Mais ce fut plus que du dépit, plus que de la haine, plus que de la rage, quand je m'aperçus que ce fat gourmet de Mengis gagnait visiblement à son tour dans l'estime de celle qui, à mon insu, m'était déjà si chère : il s'appuyait familièrement sur le dos de son fauteuil, il causait à voix basse, il riait avec elle ; il faisait enfin tout ce que, dans mes idées rectifiées à ton égard, toi seul, son ami d'enfance, avais le droit de faire.
Tu ne saurais te figurer quelle colère grondait en moi, quand je remarquai ces signes évidents de la bonne intelligence qui régnait entre eux : ce fut alors seulement que je reconnus que cette colère, c'était de l'amour.
Mais tu ne m'écoutes pas, Amaury !
Au contraire, Amaury écoutait trop.
Chacune des paroles de Philippe avait un écho douloureux dans son propre coeur ; la chaleur lui montait au visage par ardentes bouffées, et son sang, rapide et fiévreux, battait dans ses artères et bourdonnait à ses oreilles.
Philippe continua, écrasé par ce silence réprobateur.
- Je ne dis pas, Amaury, que tout ceci ne soit pas un oubli des anciens serments, une trahison au souvenir de Madeleine ; mais que veux-tu ? tout le monde n'est pas, comme toi, un héros de constance et d'inflexibilité.
Puis, toi, elle t'aimait ; toi, elle allait être ta femme, toi, elle allait t'appartenir pour toujours ; tu t'étais habitué à cette douce idée d'être le mari de Madeleine.
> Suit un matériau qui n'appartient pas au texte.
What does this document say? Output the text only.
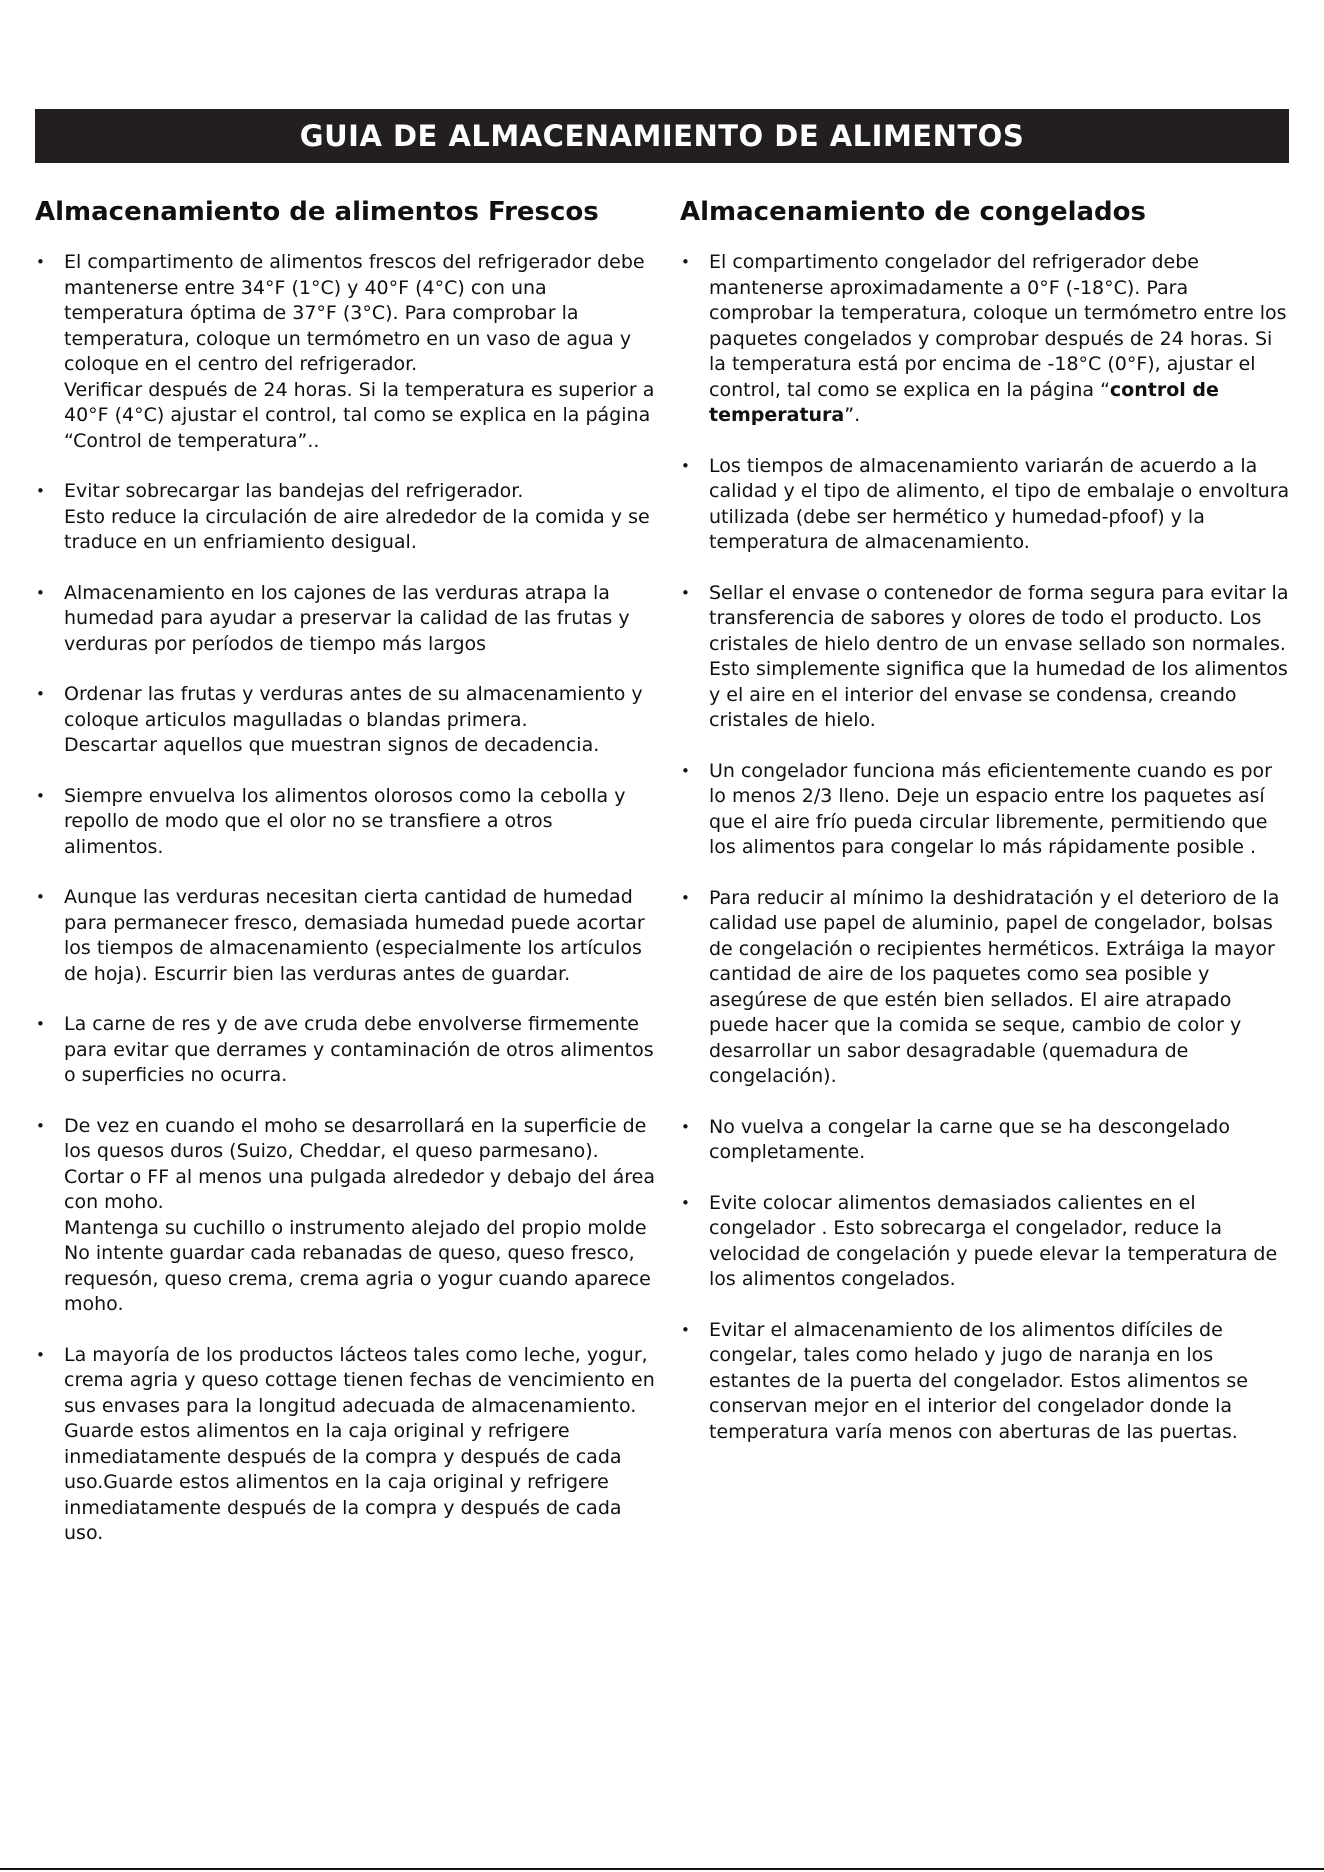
GUIA DE ALMACENAMIENTO DE ALIMENTOS
Almacenamiento de alimentos Frescos
• El compartimento de alimentos frescos del refrigerador debe mantenerse entre 34°F (1°C) y 40°F (4°C) con una temperatura óptima de 37°F (3°C). Para comprobar la temperatura, coloque un termómetro en un vaso de agua y coloque en el centro del refrigerador.

Verificar después de 24 horas. Si la temperatura es superior a 40°F (4°C) ajustar el control, tal como se explica en la página “Control de temperatura”..

• Evitar sobrecargar las bandejas del refrigerador.

Esto reduce la circulación de aire alrededor de la comida y se traduce en un enfriamiento desigual.

• Almacenamiento en los cajones de las verduras atrapa la humedad para ayudar a preservar la calidad de las frutas y verduras por períodos de tiempo más largos

• Ordenar las frutas y verduras antes de su almacenamiento y coloque articulos magulladas o blandas primera.

Descartar aquellos que muestran signos de decadencia.

• Siempre envuelva los alimentos olorosos como la cebolla y repollo de modo que el olor no se transfiere a otros alimentos.

• Aunque las verduras necesitan cierta cantidad de humedad para permanecer fresco, demasiada humedad puede acortar los tiempos de almacenamiento (especialmente los artículos de hoja). Escurrir bien las verduras antes de guardar.

• La carne de res y de ave cruda debe envolverse firmemente para evitar que derrames y contaminación de otros alimentos o superficies no ocurra.

• De vez en cuando el moho se desarrollará en la superficie de los quesos duros (Suizo, Cheddar, el queso parmesano). Cortar o FF al menos una pulgada alrededor y debajo del área con moho.

Mantenga su cuchillo o instrumento alejado del propio molde

No intente guardar cada rebanadas de queso, queso fresco, requesón, queso crema, crema agria o yogur cuando aparece moho.

• La mayoría de los productos lácteos tales como leche, yogur, crema agria y queso cottage tienen fechas de vencimiento en sus envases para la longitud adecuada de almacenamiento.

Guarde estos alimentos en la caja original y refrigere inmediatamente después de la compra y después de cada uso.Guarde estos alimentos en la caja original y refrigere inmediatamente después de la compra y después de cada uso.

Almacenamiento de congelados
• El compartimento congelador del refrigerador debe mantenerse aproximadamente a 0°F (-18°C). Para comprobar la temperatura, coloque un termómetro entre los paquetes congelados y comprobar después de 24 horas. Si la temperatura está por encima de -18°C (0°F), ajustar el control, tal como se explica en la página “control de temperatura”.

• Los tiempos de almacenamiento variarán de acuerdo a la calidad y el tipo de alimento, el tipo de embalaje o envoltura utilizada (debe ser hermético y humedad-pfoof) y la temperatura de almacenamiento.

• Sellar el envase o contenedor de forma segura para evitar la transferencia de sabores y olores de todo el producto. Los cristales de hielo dentro de un envase sellado son normales. Esto simplemente significa que la humedad de los alimentos y el aire en el interior del envase se condensa, creando cristales de hielo.

• Un congelador funciona más eficientemente cuando es por lo menos 2/3 lleno. Deje un espacio entre los paquetes así que el aire frío pueda circular libremente, permitiendo que los alimentos para congelar lo más rápidamente posible .

• Para reducir al mínimo la deshidratación y el deterioro de la calidad use papel de aluminio, papel de congelador, bolsas de congelación o recipientes herméticos. Extráiga la mayor cantidad de aire de los paquetes como sea posible y asegúrese de que estén bien sellados. El aire atrapado puede hacer que la comida se seque, cambio de color y desarrollar un sabor desagradable (quemadura de congelación).

• No vuelva a congelar la carne que se ha descongelado completamente.

• Evite colocar alimentos demasiados calientes en el congelador . Esto sobrecarga el congelador, reduce la velocidad de congelación y puede elevar la temperatura de los alimentos congelados.

• Evitar el almacenamiento de los alimentos difíciles de congelar, tales como helado y jugo de naranja en los estantes de la puerta del congelador. Estos alimentos se conservan mejor en el interior del congelador donde la temperatura varía menos con aberturas de las puertas.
Tandis que moi je n'avais eu qu'un instant d'espoir que tu m'as enlevé tout de suite. Je n'en suis pas moins coupable, je n'en ai pas moins pleuré, je n'en ai pas moins gémi sur ma faute, et tu m'accablerais des noms les pus durs, que je ne me plaindrais pas.
Mais prête-moi encore un moment d'attention, rien qu'un seul, et tu verras que plusieurs circonstances atténuantes militent peut-être en faveur de l'homme qui, après avoir aimé Madeleine, a le malheur d'aimer Antoinette.
- Je vous écoute, dit vivement Amaury en rapprochant sa chaise de celle de Philippe.